27 Apr 2014 13:20pm
WINDHOEK, 27 APR (NAMPA) African employers are concerned about the loss of lives when Africans seeking a better life in Europe perish at sea.
With all the opportunities Africa has, it pains employers to watch tragedies frequently occur when migrants' ships capsize in the sea, killing young Africans who are trying to get opportunities in Europe, Jacqueline Mugo, the Secretary-General of Business Africa, said during the opening of the Labour Ministers meeting of the Special Session of the African Union Labour and Social Affairs Commission in Windhoek on Friday.
Agence France-Presse (AFP) recently reported that immigration charities estimate that between 17 000 and 20 000 migrants have died at sea while trying to reach Europe in the past 20 years.
Facing unrest, economic hardship and persecution in Africa, many of the migrants attempt to reach places such as Lampedusa in Italy, which is situated some 113 kilometres from northern Africa, with many losing their lives in the process.
African employers do not wish to be the voice of criticism of what is going wrong in our continent. We instead want to be seen as the voice of hope for Africa, making concrete proposals for change and maximising on opportunities that are abundant, Mugo said.
She noted that the continent has 52 per cent of the world's arable land, and yet the continent is still importing food.
We have a relatively young population when other continents such as Europe are faced with an aging population. We have plenty of untapped mineral resources, we have abundant opportunities to produce renewable energy such as wind and solar. With all these opportunities it pains us to watch young Africans perish at sea, she said.
The Labour Ministers' meeting follows a three-day special session of the Labour and Social Affairs Commission (LASC) of the AU which brought together approximately 400 delegates from 54 AU member states.
The LASC meeting was organised by the AU commission and the government of Namibia in partnership with the International Labour Organisation (ILO).

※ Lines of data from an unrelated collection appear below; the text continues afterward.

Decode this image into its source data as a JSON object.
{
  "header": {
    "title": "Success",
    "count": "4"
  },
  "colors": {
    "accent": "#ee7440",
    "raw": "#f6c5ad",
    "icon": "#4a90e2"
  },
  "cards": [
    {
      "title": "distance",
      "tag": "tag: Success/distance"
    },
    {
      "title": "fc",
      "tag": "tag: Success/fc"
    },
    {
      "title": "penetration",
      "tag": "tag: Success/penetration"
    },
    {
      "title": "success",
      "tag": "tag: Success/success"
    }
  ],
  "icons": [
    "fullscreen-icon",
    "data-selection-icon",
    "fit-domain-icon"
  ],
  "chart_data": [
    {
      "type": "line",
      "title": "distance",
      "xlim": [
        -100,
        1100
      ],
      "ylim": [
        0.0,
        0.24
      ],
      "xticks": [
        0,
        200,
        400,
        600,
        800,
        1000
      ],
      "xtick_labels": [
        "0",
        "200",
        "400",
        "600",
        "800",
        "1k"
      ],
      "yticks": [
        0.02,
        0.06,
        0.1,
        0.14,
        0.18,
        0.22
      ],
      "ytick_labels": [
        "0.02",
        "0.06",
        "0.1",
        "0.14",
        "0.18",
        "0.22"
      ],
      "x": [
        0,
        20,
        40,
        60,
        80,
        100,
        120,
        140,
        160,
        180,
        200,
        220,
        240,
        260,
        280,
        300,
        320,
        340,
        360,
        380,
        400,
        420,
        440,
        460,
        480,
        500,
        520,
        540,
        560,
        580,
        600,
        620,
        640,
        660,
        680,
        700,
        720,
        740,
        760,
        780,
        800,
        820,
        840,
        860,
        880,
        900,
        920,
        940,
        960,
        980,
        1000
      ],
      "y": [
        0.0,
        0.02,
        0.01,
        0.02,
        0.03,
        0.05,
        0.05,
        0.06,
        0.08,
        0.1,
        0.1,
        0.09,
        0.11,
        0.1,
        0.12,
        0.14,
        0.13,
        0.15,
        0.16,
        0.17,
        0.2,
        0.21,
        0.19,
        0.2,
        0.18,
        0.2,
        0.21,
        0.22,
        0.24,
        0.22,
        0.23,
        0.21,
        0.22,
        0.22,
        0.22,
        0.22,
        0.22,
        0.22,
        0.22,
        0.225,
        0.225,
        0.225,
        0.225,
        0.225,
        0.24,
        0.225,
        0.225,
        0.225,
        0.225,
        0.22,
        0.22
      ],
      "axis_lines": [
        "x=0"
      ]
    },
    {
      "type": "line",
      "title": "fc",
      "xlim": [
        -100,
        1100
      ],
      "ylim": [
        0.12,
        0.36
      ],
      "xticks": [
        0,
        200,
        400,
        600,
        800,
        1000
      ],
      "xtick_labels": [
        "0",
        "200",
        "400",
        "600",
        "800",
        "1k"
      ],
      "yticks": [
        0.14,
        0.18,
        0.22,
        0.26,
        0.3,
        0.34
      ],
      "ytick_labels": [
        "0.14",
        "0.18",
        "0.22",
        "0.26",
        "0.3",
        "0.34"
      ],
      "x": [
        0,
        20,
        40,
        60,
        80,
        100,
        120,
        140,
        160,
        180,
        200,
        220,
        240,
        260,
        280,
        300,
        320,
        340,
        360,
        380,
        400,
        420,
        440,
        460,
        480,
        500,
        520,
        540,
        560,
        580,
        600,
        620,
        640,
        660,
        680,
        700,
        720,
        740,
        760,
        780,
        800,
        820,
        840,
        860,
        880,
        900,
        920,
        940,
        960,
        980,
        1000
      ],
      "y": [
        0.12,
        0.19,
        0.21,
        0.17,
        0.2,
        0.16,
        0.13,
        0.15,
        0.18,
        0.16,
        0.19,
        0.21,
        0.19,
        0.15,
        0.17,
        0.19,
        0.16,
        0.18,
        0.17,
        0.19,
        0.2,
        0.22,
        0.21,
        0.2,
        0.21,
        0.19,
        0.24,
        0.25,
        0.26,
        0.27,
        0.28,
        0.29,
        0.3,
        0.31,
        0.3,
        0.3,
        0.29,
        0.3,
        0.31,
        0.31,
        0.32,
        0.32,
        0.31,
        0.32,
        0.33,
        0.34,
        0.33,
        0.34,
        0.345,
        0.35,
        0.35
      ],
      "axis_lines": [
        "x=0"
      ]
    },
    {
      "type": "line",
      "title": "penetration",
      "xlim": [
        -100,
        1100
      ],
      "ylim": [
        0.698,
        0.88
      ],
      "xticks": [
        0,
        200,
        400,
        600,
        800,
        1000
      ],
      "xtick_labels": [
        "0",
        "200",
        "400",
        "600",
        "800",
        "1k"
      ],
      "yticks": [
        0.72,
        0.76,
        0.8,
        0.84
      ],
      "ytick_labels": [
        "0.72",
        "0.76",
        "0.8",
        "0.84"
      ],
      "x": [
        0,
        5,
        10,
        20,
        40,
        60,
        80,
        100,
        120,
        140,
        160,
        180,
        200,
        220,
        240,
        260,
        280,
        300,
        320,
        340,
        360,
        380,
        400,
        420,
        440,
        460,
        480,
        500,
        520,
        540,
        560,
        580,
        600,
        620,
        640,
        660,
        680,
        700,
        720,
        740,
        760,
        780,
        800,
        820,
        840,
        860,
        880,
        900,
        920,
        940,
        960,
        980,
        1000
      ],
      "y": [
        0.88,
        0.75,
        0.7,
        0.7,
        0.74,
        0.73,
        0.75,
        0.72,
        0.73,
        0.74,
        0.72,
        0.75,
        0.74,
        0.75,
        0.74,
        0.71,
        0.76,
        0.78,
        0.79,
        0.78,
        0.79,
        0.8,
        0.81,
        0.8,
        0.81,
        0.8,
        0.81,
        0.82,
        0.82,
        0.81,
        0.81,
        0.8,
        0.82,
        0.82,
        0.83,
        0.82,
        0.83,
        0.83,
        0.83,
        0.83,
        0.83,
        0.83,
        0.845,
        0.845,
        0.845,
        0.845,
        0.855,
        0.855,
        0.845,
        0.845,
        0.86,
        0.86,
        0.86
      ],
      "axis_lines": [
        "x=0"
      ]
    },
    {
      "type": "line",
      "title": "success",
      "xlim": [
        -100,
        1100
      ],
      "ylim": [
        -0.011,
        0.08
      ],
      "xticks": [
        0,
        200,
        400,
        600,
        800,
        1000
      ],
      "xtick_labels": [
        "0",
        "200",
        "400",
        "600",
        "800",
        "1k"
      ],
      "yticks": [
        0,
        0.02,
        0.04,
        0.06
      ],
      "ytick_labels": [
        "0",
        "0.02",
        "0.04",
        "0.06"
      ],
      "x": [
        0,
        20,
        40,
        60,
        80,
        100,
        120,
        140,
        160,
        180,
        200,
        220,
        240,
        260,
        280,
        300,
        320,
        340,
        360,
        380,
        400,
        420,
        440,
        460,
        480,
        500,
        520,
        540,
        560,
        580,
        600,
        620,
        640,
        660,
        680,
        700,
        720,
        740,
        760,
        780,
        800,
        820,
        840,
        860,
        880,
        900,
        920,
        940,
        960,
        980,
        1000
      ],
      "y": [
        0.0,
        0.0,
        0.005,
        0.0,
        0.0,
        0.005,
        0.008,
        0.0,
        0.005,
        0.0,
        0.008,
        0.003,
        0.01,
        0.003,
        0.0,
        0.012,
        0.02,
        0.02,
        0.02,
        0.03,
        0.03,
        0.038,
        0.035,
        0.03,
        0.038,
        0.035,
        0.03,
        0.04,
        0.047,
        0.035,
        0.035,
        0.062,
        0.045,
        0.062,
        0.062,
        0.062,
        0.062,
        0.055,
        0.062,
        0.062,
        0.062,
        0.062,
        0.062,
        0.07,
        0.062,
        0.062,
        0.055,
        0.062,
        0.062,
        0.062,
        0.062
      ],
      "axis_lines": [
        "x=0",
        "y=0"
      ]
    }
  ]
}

The meeting was also set to adopt a Revised Policy Framework for the next decade on labour, employment and social protection and discuss modalities for preparation of the AU Extra-ordinary Summit in September 2014.
Participants of the special session also include the regional economic communities, the Pan-African Parliament, AUs Economic, Social and Cultural Council, New Partnership for Africa's Development (Nepad) Planning and Coordinating Agency (NPCA), international partners, non-governmental organisations, civil society organisations and faith-based organisations.
The ministers' meeting, which was officially opened by President Hifikepunye Pohamba, ended on Friday.